Resistance to toxins produced by certain plants and toads has evolved independently through a similar molecular mechanism across an unprecedented range of animals, from insects to snakes to hedgehogs. The work, published in Proceedings of the National Academy of Sciences this week, suggests that there is some predictability to evolution.
Examples of convergent evolution are everywhere: bat, bird, and pterosaur wings, for example, or the body shape of dolphins and fish. But at the molecular level, documented examples of convergence are rare and limited to specific groups. In this new study, Nicholas Casewell from the Liverpool School of Tropical Medicine and colleagues present evidence of convergent molecular evolution spanning the breadth of the animal kingdom.

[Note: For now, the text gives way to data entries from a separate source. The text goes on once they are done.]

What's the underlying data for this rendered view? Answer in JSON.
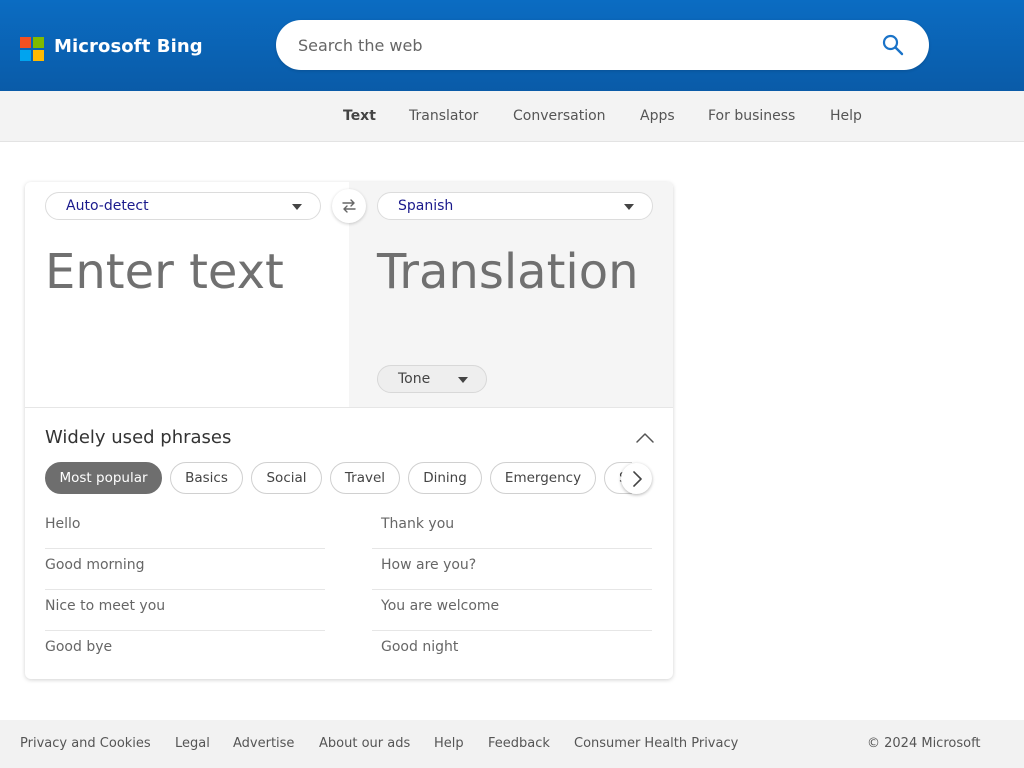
{
  "header": {
    "brand": "Microsoft Bing",
    "search_placeholder": "Search the web",
    "search_value": "",
    "search_icon": "search-icon",
    "logo_colors": [
      "#f25022",
      "#7fba00",
      "#00a4ef",
      "#ffb900"
    ]
  },
  "nav": {
    "items": [
      {
        "label": "Text"
      },
      {
        "label": "Translator"
      },
      {
        "label": "Conversation"
      },
      {
        "label": "Apps"
      },
      {
        "label": "For business"
      },
      {
        "label": "Help"
      }
    ],
    "active": "Text"
  },
  "translator": {
    "source_lang": "Auto-detect",
    "target_lang": "Spanish",
    "swap_icon": "swap-arrows-icon",
    "input_placeholder": "Enter text",
    "output_placeholder": "Translation",
    "tone_label": "Tone"
  },
  "phrases": {
    "title": "Widely used phrases",
    "categories": [
      {
        "label": "Most popular",
        "selected": true
      },
      {
        "label": "Basics"
      },
      {
        "label": "Social"
      },
      {
        "label": "Travel"
      },
      {
        "label": "Dining"
      },
      {
        "label": "Emergency"
      }
    ],
    "partial_category": "S",
    "left": [
      "Hello",
      "Good morning",
      "Nice to meet you",
      "Good bye"
    ],
    "right": [
      "Thank you",
      "How are you?",
      "You are welcome",
      "Good night"
    ]
  },
  "footer": {
    "links": [
      {
        "label": "Privacy and Cookies"
      },
      {
        "label": "Legal"
      },
      {
        "label": "Advertise"
      },
      {
        "label": "About our ads"
      },
      {
        "label": "Help"
      },
      {
        "label": "Feedback"
      },
      {
        "label": "Consumer Health Privacy"
      }
    ],
    "copyright": "© 2024 Microsoft"
  },
  "colors": {
    "header_bg": "#0b6cc2",
    "accent": "#0078d4",
    "selected_chip": "#6e6e6e"
  }
}
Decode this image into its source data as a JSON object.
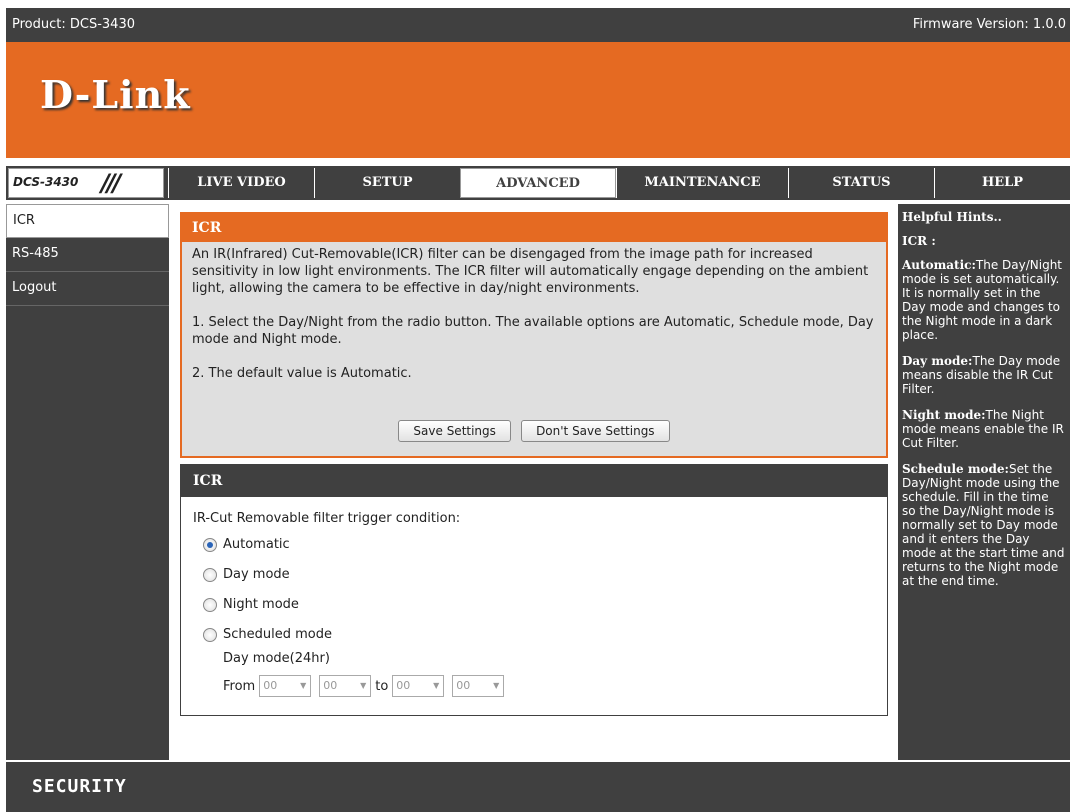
{
  "header": {
    "product": "Product: DCS-3430",
    "firmware": "Firmware Version: 1.0.0",
    "logo": "D-Link"
  },
  "nav": {
    "model": "DCS-3430",
    "model_mark": "///",
    "tabs": [
      {
        "label": "LIVE VIDEO"
      },
      {
        "label": "SETUP"
      },
      {
        "label": "ADVANCED",
        "active": true
      },
      {
        "label": "MAINTENANCE"
      },
      {
        "label": "STATUS"
      },
      {
        "label": "HELP"
      }
    ]
  },
  "sidebar": {
    "items": [
      {
        "label": "ICR",
        "active": true
      },
      {
        "label": "RS-485"
      },
      {
        "label": "Logout"
      }
    ]
  },
  "info": {
    "title": "ICR",
    "p1": "An IR(Infrared) Cut-Removable(ICR) filter can be disengaged from the image path for increased sensitivity in low light environments. The ICR filter will automatically engage depending on the ambient light, allowing the camera to be effective in day/night environments.",
    "p2": "1. Select the Day/Night from the radio button. The available options are Automatic, Schedule mode, Day mode and Night mode.",
    "p3": "2. The default value is Automatic.",
    "save_label": "Save Settings",
    "dont_save_label": "Don't Save Settings"
  },
  "icr": {
    "title": "ICR",
    "condition_label": "IR-Cut Removable filter trigger condition:",
    "options": [
      {
        "label": "Automatic",
        "checked": true
      },
      {
        "label": "Day mode",
        "checked": false
      },
      {
        "label": "Night mode",
        "checked": false
      },
      {
        "label": "Scheduled mode",
        "checked": false
      }
    ],
    "daymode_label": "Day mode(24hr)",
    "from_label": "From",
    "to_label": "to",
    "from_hour": "00",
    "from_min": "00",
    "to_hour": "00",
    "to_min": "00"
  },
  "help": {
    "title": "Helpful Hints..",
    "section": "ICR :",
    "items": [
      {
        "term": "Automatic:",
        "text": "The Day/Night mode is set automatically. It is normally set in the Day mode and changes to the Night mode in a dark place."
      },
      {
        "term": "Day mode:",
        "text": "The Day mode means disable the IR Cut Filter."
      },
      {
        "term": "Night mode:",
        "text": "The Night mode means enable the IR Cut Filter."
      },
      {
        "term": "Schedule mode:",
        "text": "Set the Day/Night mode using the schedule. Fill in the time so the Day/Night mode is normally set to Day mode and it enters the Day mode at the start time and returns to the Night mode at the end time."
      }
    ]
  },
  "footer": {
    "label": "SECURITY"
  },
  "colors": {
    "accent": "#e56a22",
    "dark": "#404040"
  }
}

Cardiac glycoside toxins are produced by true toads and milkweed, foxglove, and oleander plants as a defense. These toxins act as molecular corks that plug sodium-potassium pumps on nerve cell membranes, New Scientist explained, causing heart failure. Reptiles that feed on these toads have developed toxin resistance, which is conferred by mutations that have evolved on four separate occasions: in three snake lineages and one lizard family. The sodium-potassium pumps of these animals can’t be blocked by the toxin.
Resistance to cardiac glycosides appears to have evolved independently via a similar molecular mechanism in insects, frogs, toad-eating toads, rodents, and European hedgehogs as well. The team found similar changes to the pump in each of the animals they looked at. “There are very few options for a gene to modify itself to develop resistance without impairing function,” Casewell told New Scientist. “It suggests that in this system, evolution can be highly predictable.” When the range of possible solutions is sufficiently limited, they found, evolution can follow expected pathways.
Another paper, published last week in BMC Evolutionary Biology, also examined the predictability of evolution. When the changing climate surrounded isolated ant colonies with desert, the queens in different populations all lost their wings, Science explains. Flight was too risky because they could be blown out into the desert.